¡Oh, Fabio!

Luis Sánchez-Moliní

Gloria tan alta

ERAN los años de la segunda legislatura (1982-1986) y al entonces diputado socialista José Manuel Macarro le tocó recorrer pueblos y barrios para convencer a compañeros y paisanos de la necesidad de votar en el referéndum de la OTAN. No era plato de buen gusto, pues hasta hacía apenas unos meses el PSOE había sido un furibundo enemigo de la Alianza Atlántica, considerada por la izquierda de entonces como uno de los jinetes del apocalipsis. Nos gusta imaginar al profesor, con su inseparable corbata y su cantarina ironía, desplegando sus argumentos en cualquiera de esas curiosas instituciones que eran las casas del pueblo (un tercio bar, un tercio sede y un tercio ateneo popular), bajo los retratos de Pablo Iglesias -el original-, el Che Guevara y la botella de Fundador. Es una imagen tan caprichosa como probablemente falsa, pero así se presenta en nuestra cabeza. Una vez le preguntamos a Macarro por aquella experiencia y su respuesta fue atroz: "Las mayores tonterías las escuché en la universidad".

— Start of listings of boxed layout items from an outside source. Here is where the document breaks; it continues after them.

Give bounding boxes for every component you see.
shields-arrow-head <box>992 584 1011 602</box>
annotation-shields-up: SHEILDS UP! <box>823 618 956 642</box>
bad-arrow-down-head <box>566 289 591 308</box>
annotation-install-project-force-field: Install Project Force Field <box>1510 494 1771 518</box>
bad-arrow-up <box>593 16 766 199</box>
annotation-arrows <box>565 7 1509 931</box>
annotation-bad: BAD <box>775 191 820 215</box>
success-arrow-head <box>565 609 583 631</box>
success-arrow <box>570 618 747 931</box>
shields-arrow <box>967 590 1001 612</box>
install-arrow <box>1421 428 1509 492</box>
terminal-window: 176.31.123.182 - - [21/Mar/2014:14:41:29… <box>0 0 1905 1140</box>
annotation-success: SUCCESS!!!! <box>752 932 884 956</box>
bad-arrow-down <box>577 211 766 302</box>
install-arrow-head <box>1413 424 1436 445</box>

José Manuel Macarro, felizmente jubilado -valga la redundancia-, vive hoy lejos del trasiego universitario y político. Lo vemos de vez en cuando paseando por las calles y en alguna exposición. También lo leemos esporádicamente en algún artículo que escribe para la prensa y en donde deja entrever que sigue siendo un lector apasionado de Popper. Como muchos de su quinta y condición, dejó definitivamente el PSOE cuando el zapaterismo lo desfiguró hasta hacerlo irreconocible. Es el testigo de que existió en España una socialdemocracia culta y amable, de honda tradición ilustrada y modernizadora, lejos de los radicalismos que parecen haber anidado definitivamente en la siniestra hispana.

Hace unos días vimos en televisión a una alumna de Juan Carlos Monedero quejarse del aire sectario que imprimía el ideólogo de Podemos a sus clases y no pudimos evitar que la memoria volase hacia nuestros años de estudiante, cuando entrábamos a las clases de Macarro con la carpeta repleta de prejuicios y radicalismos ideológicos y siempre salíamos un poco más sabios, un poco más libres. Un día, una compañera de clase, adicta como nosotros a todo tipo de extremismos, nos confesó su angustia al ver que todas sus convicciones se estaban desmoronando dulcemente. No creemos que Monedero pueda presumir de haber alcanzado gloria tan alta.